Opinião
Os bancos e a economia - (II)
A crise financeira que atingiu de forma transversal toda a economia não explica a situação actual dada a natureza e a dimensão de alguns dos problemas. A resposta deve ser procurada na actuação da gestão à luz do quadro regulatório e prudencial prevalecente.
1. No artigo anterior referi que antes de avaliar o modo como os nossos bancos estão a exercer as suas funções de intermediação financeira - financiamento da economia e transmissão dos impulsos da política monetária decididos pelo BCE - havia que ter presentes duas situações particulares: o grupo Montepio e o Novo Banco. Instituições que - embora por razões distintas - continuam a debater-se com problemas de grande complexidade.

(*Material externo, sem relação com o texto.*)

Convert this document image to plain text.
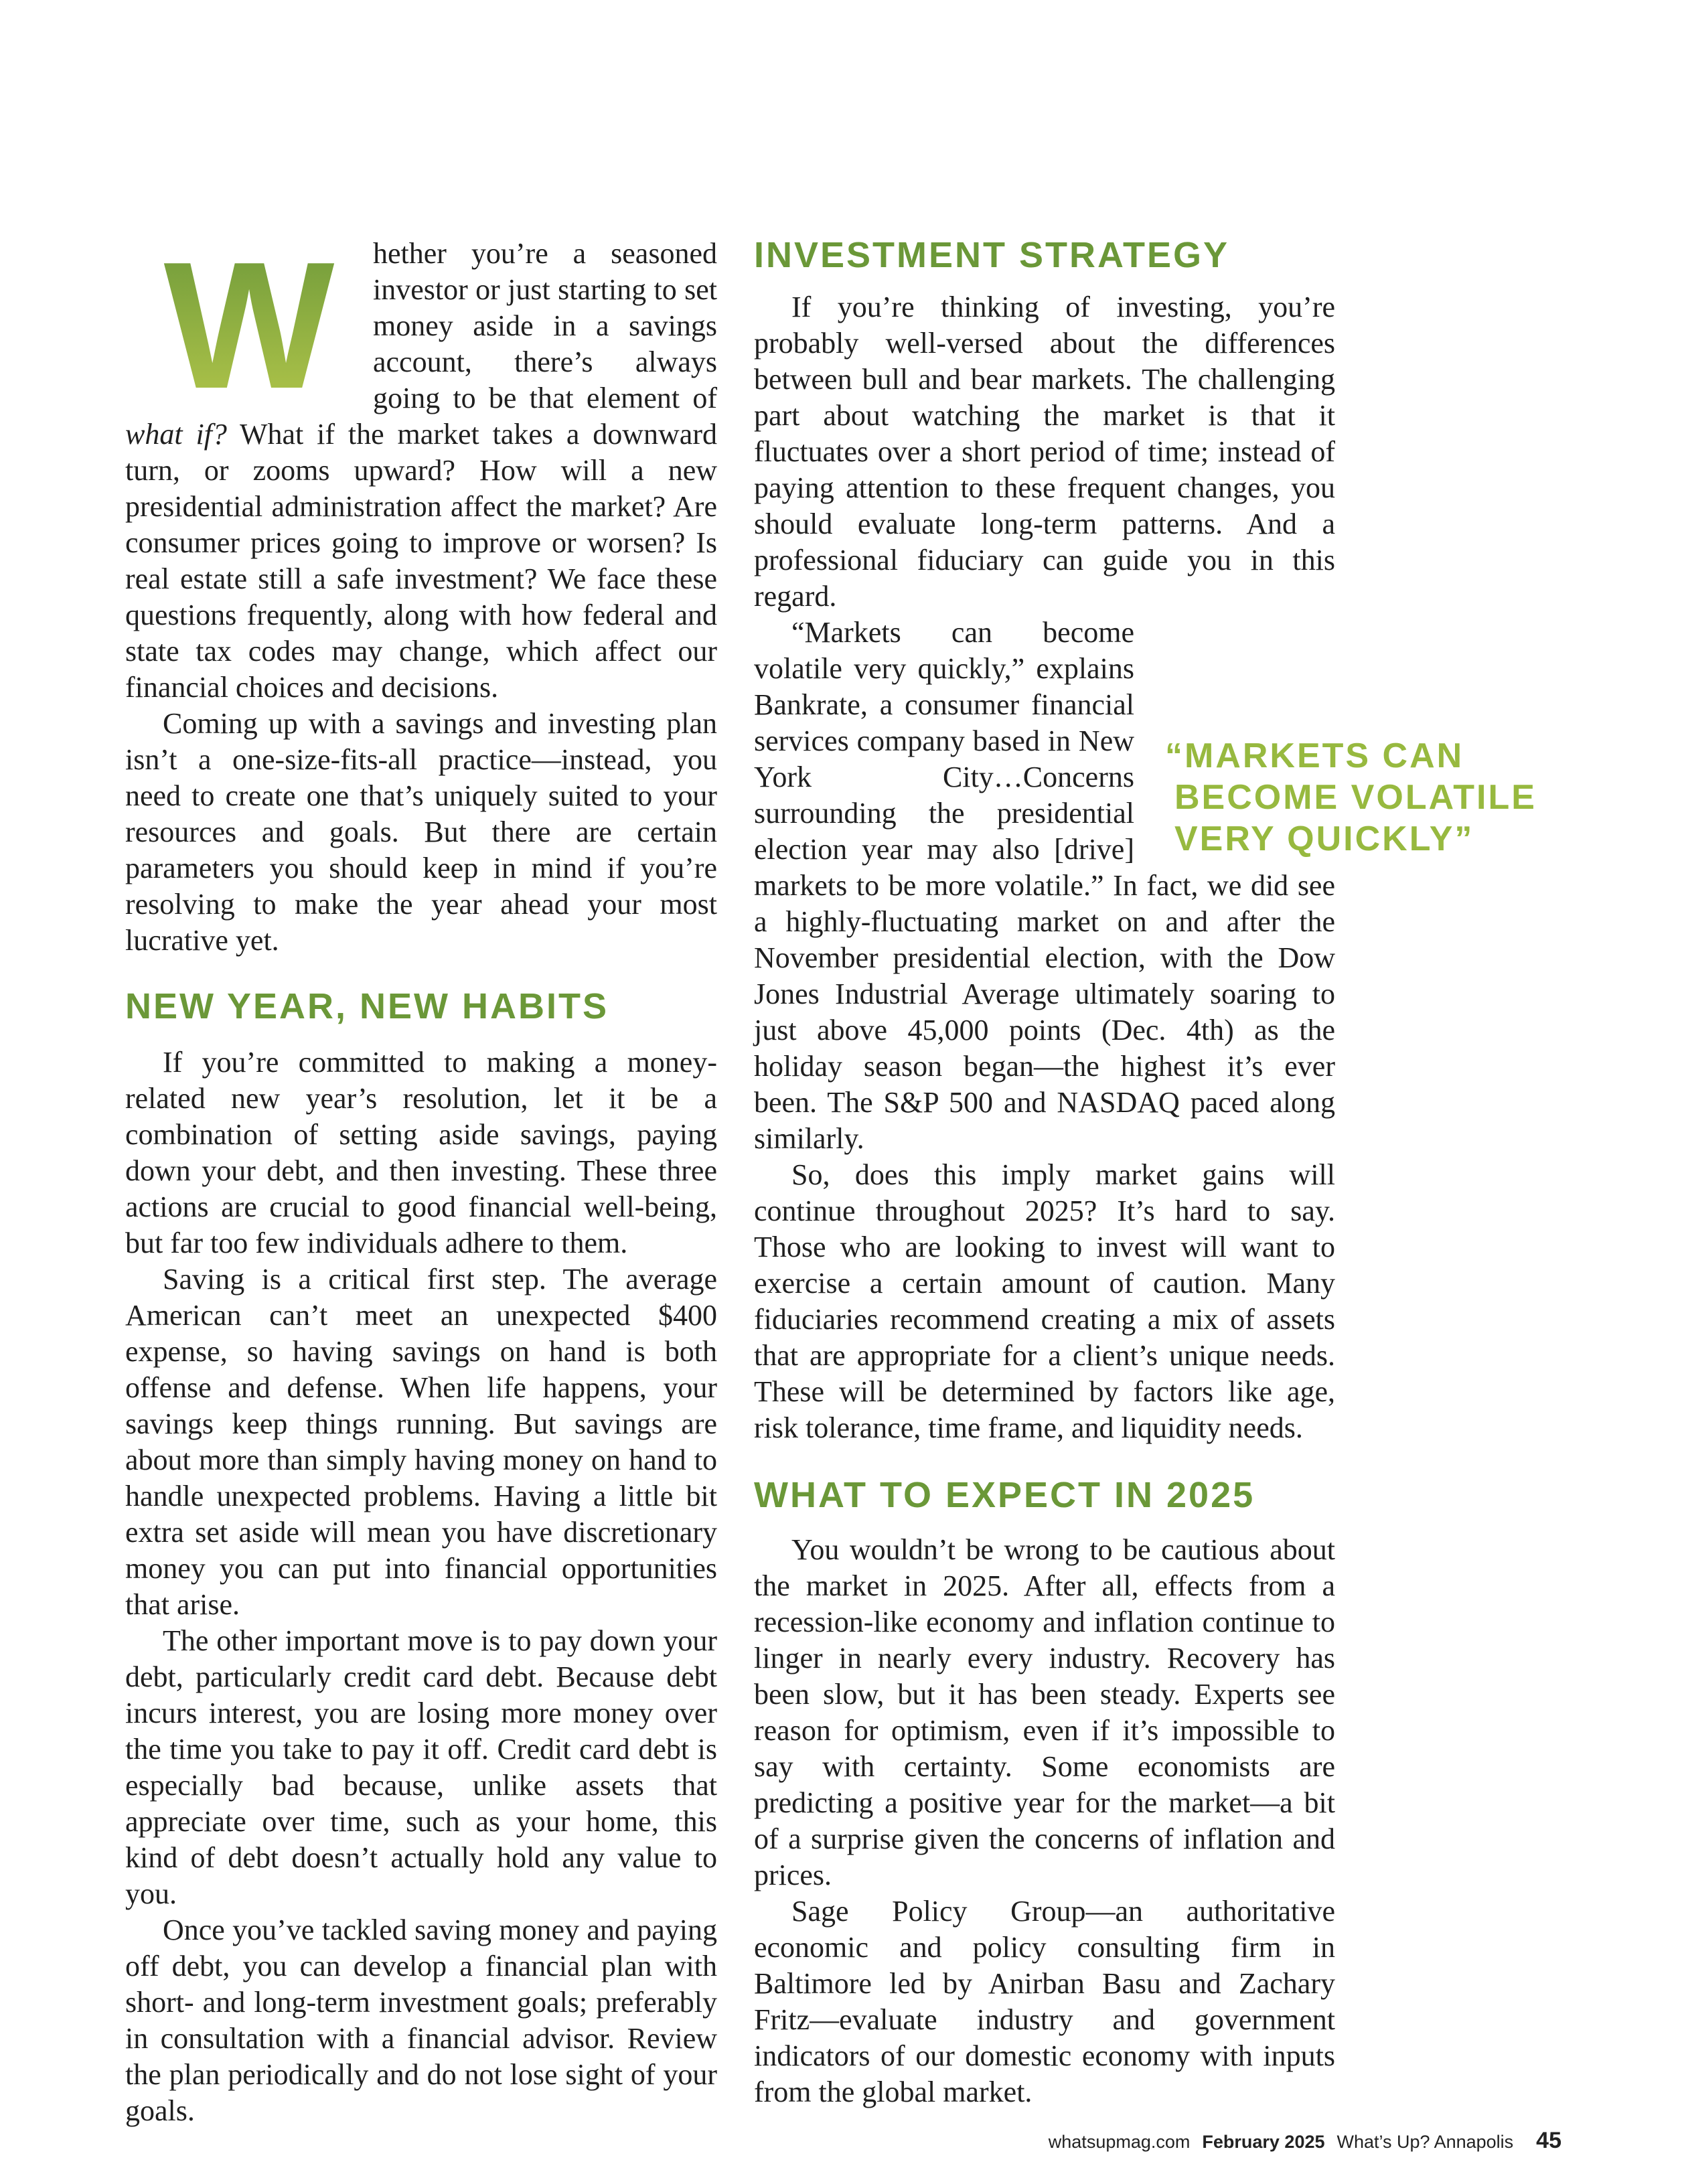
W	hether you’re a seasoned investor or just starting to set money aside in a savings account, there’s always going to be that element of what if? What if the market takes a downward turn, or zooms upward? How will a new presidential administration affect the market? Are consumer prices going to improve or worsen? Is real estate still a safe investment? We face these questions frequently, along with how federal and state tax codes may change, which affect our financial choices and decisions.

Coming up with a savings and investing plan isn’t a one-size-fits-all practice—instead, you need to create one that’s uniquely suited to your resources and goals. But there are certain parameters you should keep in mind if you’re resolving to make the year ahead your most lucrative yet.

NEW YEAR, NEW HABITS

If you’re committed to making a money-related new year’s resolution, let it be a combination of setting aside savings, paying down your debt, and then investing. These three actions are crucial to good financial well-being, but far too few individuals adhere to them.

Saving is a critical first step. The average American can’t meet an unexpected $400 expense, so having savings on hand is both offense and defense. When life happens, your savings keep things running. But savings are about more than simply having money on hand to handle unexpected problems. Having a little bit extra set aside will mean you have discretionary money you can put into financial opportunities that arise.

The other important move is to pay down your debt, particularly credit card debt. Because debt incurs interest, you are losing more money over the time you take to pay it off. Credit card debt is especially bad because, unlike assets that appreciate over time, such as your home, this kind of debt doesn’t actually hold any value to you.

Once you’ve tackled saving money and paying off debt, you can develop a financial plan with short- and long-term investment goals; preferably in consultation with a financial advisor. Review the plan periodically and do not lose sight of your goals.

INVESTMENT STRATEGY

If you’re thinking of investing, you’re probably well-versed about the differences between bull and bear markets. The challenging part about watching the market is that it fluctuates over a short period of time; instead of paying attention to these frequent changes, you should evaluate long-term patterns. And a professional fiduciary can guide you in this regard.

“Markets can become volatile very quickly,” explains Bankrate, a consumer financial services company based in New York City…Concerns surrounding the presidential election year may also [drive] markets to be more volatile.” In fact, we did see a highly-fluctuating market on and after the November presidential election, with the Dow Jones Industrial Average ultimately soaring to just above 45,000 points (Dec. 4th) as the holiday season began—the highest it’s ever been. The S&P 500 and NASDAQ paced along similarly.

So, does this imply market gains will continue throughout 2025? It’s hard to say. Those who are looking to invest will want to exercise a certain amount of caution. Many fiduciaries recommend creating a mix of assets that are appropriate for a client’s unique needs. These will be determined by factors like age, risk tolerance, time frame, and liquidity needs.

WHAT TO EXPECT IN 2025

You wouldn’t be wrong to be cautious about the market in 2025. After all, effects from a recession-like economy and inflation continue to linger in nearly every industry. Recovery has been slow, but it has been steady. Experts see reason for optimism, even if it’s impossible to say with certainty. Some economists are predicting a positive year for the market—a bit of a surprise given the concerns of inflation and prices.

Sage Policy Group—an authoritative economic and policy consulting firm in Baltimore led by Anirban Basu and Zachary Fritz—evaluate industry and government indicators of our domestic economy with inputs from the global market.

“MARKETS CAN
BECOME VOLATILE
VERY QUICKLY”
whatsupmag.com February 2025 What’s Up? Annapolis 45
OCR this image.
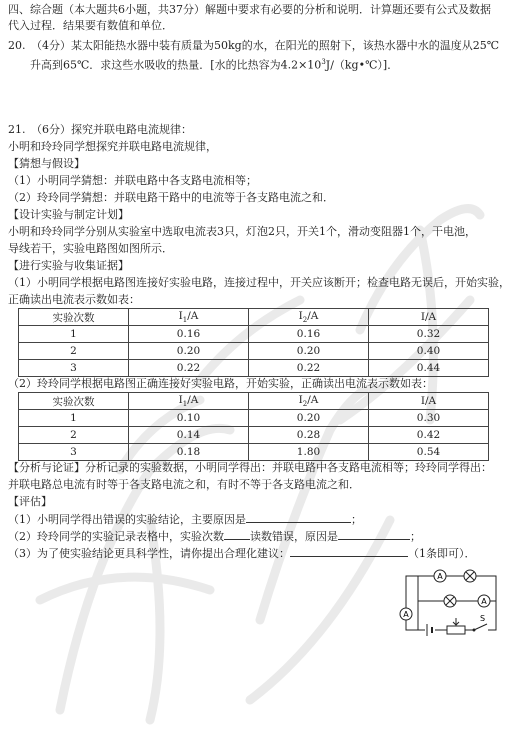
四、综合题（本大题共6小题，共37分）解题中要求有必要的分析和说明．计算题还要有公式及数据
代入过程．结果要有数值和单位．
20.　（4分）某太阳能热水器中装有质量为50kg的水，在阳光的照射下，该热水器中水的温度从25℃
升高到65℃．求这些水吸收的热量．[水的比热容为$4.2\times 10^3J/(kg•℃)$]．
21.　（6分）探究并联电路电流规律：
小明和玲玲同学想探究并联电路电流规律，
【猜想与假设】
（1）小明同学猜想：并联电路中各支路电流相等；
（2）玲玲同学猜想：并联电路干路中的电流等于各支路电流之和．
【设计实验与制定计划】
小明和玲玲同学分别从实验室中选取电流表3只，灯泡2只，开关1个，滑动变阻器1个，干电池，
导线若干，实验电路图如图所示．
【进行实验与收集证据】
（1）小明同学根据电路图连接好实验电路，连接过程中，开关应该断开；检查电路无误后，开始实验，
正确读出电流表示数如表：
实验次数	$I_1/A$	$I_2/A$	I/A
1	0.16	0.16	0.32
2	0.20	0.20	0.40
3	0.22	0.22	0.44
（2）玲玲同学根据电路图正确连接好实验电路，开始实验，正确读出电流表示数如表：
实验次数	$I_1/A$	$I_2/A$	I/A
1	0.10	0.20	0.30
2	0.14	0.28	0.42
3	0.18	1.80	0.54
【分析与论证】分析记录的实验数据，小明同学得出：并联电路中各支路电流相等；玲玲同学得出：
并联电路总电流有时等于各支路电流之和，有时不等于各支路电流之和．
【评估】
（1）小明同学得出错误的实验结论，主要原因是	；
（2）玲玲同学的实验记录表格中，实验次数 读数错误，原因是	；
（3）为了使实验结论更具科学性，请你提出合理化建议：	（1条即可）．
A
A
A	S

No caso do grupo Montepio, a análise e a compreensão da situação actual - e, em particular, as suas implicações financeiro/patrimoniais, sociais e mesmo políticas - passa por responder a uma dúvida: o que explica a acumulação, por parte de um grupo de base mutualista e ao longo de quase uma década, de desequilíbrios financeiros que colocam em causa os interesses de muitos milhares de associados/aforradores? Encontrar a resposta é identificar os problemas financeiros, de enquadramento jurídico/regulamentar e mesmo de reorganização que o grupo Montepio defronta. A crise financeira que atingiu de forma transversal toda a economia não explica a situação actual dada a natureza e a dimensão de alguns dos problemas. A resposta deve ser procurada na actuação da gestão à luz do quadro regulatório e prudencial prevalecente.
Ao emitir massivamente produtos de captação de poupança, a Associação Mutualista passou a desenvolver uma "actividade híbrida" que lhe permitiu acumular dívida no seu balanço. Trata-se de instrumentos financeiros com risco - para os aforradores - emitidos com um enquadramento jurídico/regulamentar e estatutário próprio de uma actividade mutualista. Sem restrições aparentes de capital, o balanço global da Associação podia crescer sem limites, enquanto as poupanças dos associados/aforradores respondiam directamente pelo passivo.
Para além disso, durante um longo período a gestão da Caixa Económica foi comum à da Associação Mutualista, apesar da visibilidade crescente dos riscos que decorriam dos conflitos de interesse entre as duas áreas. Quando finalmente foi forçada a separação, já a recomposição dos capitais da Caixa Económica vinha a ser assegurada através da mobilização directa dos recursos provenientes da colocação - junto dos associados/aforradores - de instrumentos chamados "modalidades de poupança", emitidos pela Associação.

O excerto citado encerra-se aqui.